• Merhaba Ziyaretçi.
    "Minimalist Fotoğraflar" konulu yarışmamız başladı. İlgili konuya BURADAN ulaşabilirsiniz. Sizi de yarışmada görmek istiyoruz...

Foo Fighters

e-PaCk

Forum Gururu
Foo Fighters
New York Times'ın "beklenmedik bir başyapıt" diye selam durduğu iki disklik stüdyo albümleri, 2005 tarihli In Your Honor ile başlayıp ardından ilk diskin rock temeli üzerine inşa edilen bir kapalı gişe stat turnesiyle ve aynı plağın ikinci yarısında sergilenen (daha sonra canlı Skin + Bones setinde belgeselleşti) daha yumuşak yanının vurgulandığı samimi bir konser salonu yolculuğuyla devam eden ve sonunda Londra Hyde Park'ta 85.000 kişilik bir kalabalığa verdikleri manşetlere taşınan bir konserle noktaladıkları bir yılı aşkın süren bir maratonla onuncu yıldönümlerini kutladıktan sonra Foo Fighters'ın bugüne kadarki kariyerinde hiç olmadığı kadar büyük bir soru akla geliyor: Bunun üstüne daha ne yapacaklar?!?
Bunun cevabı grubun altıncı stüdyo albümü, Eylül 2007 tarihli Echoes, Silence, Patience & Grace'te gizli: gümbür gümbür bir "Ne istersek onu yaparız!". Bir süre önce 10. yıldönümü için yeni delüks baskısı yapılan The Colour and The Shape'te grupla çalışmış olan yapımcı Gil Norton'un ustalıklı prodüksiyonuyla Dave Grohl, davulcu Taylor Hawkins, basçı Nate Mendel ve gitarist Chris Shiflett grubun bütün gücünü ve hassasiyetini bugüne kadarki en karmaşık ve cüretli Foo Fighters albümünde sergileyen ve uzlaştıran 12 şarkılık bir kilometre taşı yarattılar.
Echoes, Silence, Patience & Grace, muazzam Foo Fighters cephaneliğindeki en yeni silahın en iyi iki örneğiyle açılıyor: İlk şarkı "The Pretender" ve ikinci parça "Let It Die" minör tonlarda, ürkütücü solo gitar ve vokal introlarla başlayıp yavaş yavaş patlamaya hazır çılgın marşlara dönüşüyor ve öyle bir anda bitiyor ki dinleyiciyi tümüyle coşmuş ama daha fazlasını ister halde bırakıyor.

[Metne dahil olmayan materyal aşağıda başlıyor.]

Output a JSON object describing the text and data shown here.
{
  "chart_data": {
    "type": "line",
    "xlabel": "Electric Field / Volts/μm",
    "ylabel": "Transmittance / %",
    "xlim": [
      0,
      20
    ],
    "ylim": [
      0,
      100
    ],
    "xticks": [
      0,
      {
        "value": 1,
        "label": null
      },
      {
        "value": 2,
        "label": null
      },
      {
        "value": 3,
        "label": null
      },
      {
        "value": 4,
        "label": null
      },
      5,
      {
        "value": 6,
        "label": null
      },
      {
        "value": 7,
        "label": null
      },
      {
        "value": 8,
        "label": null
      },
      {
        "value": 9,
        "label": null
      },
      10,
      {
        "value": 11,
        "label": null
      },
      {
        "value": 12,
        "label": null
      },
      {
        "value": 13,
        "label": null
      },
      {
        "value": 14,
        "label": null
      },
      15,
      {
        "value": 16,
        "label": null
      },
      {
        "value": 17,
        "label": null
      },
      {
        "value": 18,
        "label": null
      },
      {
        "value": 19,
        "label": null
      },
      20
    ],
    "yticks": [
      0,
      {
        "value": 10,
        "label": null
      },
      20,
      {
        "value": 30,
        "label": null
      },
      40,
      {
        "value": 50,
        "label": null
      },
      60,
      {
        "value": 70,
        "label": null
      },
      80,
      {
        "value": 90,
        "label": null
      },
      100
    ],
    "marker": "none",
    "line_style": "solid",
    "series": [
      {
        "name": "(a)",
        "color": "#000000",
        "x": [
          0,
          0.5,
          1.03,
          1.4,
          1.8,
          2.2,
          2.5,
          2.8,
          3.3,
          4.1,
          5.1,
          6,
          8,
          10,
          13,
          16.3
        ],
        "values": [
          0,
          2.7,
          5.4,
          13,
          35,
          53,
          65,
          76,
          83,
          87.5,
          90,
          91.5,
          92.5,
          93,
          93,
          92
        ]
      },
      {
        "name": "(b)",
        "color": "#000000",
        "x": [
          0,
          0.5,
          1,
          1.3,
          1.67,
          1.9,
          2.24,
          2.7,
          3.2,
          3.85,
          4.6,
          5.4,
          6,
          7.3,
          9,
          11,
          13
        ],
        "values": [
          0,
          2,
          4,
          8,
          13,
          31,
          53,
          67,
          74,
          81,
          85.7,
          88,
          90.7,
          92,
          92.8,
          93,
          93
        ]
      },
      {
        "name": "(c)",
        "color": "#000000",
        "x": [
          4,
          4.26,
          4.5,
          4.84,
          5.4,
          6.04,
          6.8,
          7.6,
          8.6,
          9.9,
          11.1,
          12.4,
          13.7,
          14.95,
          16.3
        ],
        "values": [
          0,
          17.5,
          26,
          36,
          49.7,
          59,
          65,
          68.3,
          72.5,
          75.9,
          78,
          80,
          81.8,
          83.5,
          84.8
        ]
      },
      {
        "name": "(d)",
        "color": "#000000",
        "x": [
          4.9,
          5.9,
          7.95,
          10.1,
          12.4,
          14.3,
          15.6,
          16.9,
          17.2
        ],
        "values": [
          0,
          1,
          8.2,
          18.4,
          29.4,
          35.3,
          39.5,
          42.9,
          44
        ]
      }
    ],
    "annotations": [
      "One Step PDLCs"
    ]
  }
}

Sadık hayranları Foo Fighters'ın alamet-i farikası olan kısa notalarla yazma stilinden tamamen uzaklaşmadığını öğrenince sevineceklerdir. "Long Road To Ruin"ın eşlik etmemesi imkânsız nakaratı ile "Cheer Up Boys (Your Make-Up Is Running)"un hiper melodik ana bölümü; 1995 tarihli kendi adlarını taşıyan ilk albümlerinden "This Is A Call", There Nothing Left To Lose albümünden "Learn To Fly" ve "Stacked Actors", One By One albümünden "All My Life" ve "Times Like These" ile birlikte FF canlı performans setinin en önemli öğeleri olmada vakit kaybetmedi.
Echoes, Silence, Patience & Grace, ondan beri yaratıcılarının en çılgın hayallerinin bile ötesinde bir başarı yolu açtı: iTunes İngiltere'de ilk hafta satış rekoru kırdıktan sonra plak dünya çapında liste başına fırladı, grubun Madison Square Garden'da ilk konseri ve L.A. Forum'da iki gece sahne alışı dahil bir kapalı gişe stat turnesi ile sonuçlandı. Daha yakın bir zamanda grup o güne kadar verdiği en büyük dünya konserinde hayran kalabalığını ikiye katladı; iki gece üst üste verdikleri konserlerde Wembley Stadyumu'na 165.000 hayran toplayarak rekor kırdılar. Wembley'deki ikinci gecenin kapanış şarkısı "Best Of You"nun son nakaratına gelindiğinde onlara eşlik eden 85.000 kişi artık cevabı biliyordu.
Foo Fighters şu anda hiç bitmeyen dünya turnelerinin ortasında. Colorado'nun ünlü Red Rocks amfitiyatrosunda iki gece kapalı gişe konser verecek ve Austin City Limits Festivali'nde ana grup olarak sahne alacaklar. Konserler arasında veya sonrasındaki boş zamanlarını 2007-2008'in başarısını nasıl geçeceklerini düşünerek geçirmeyi planlıyorlar.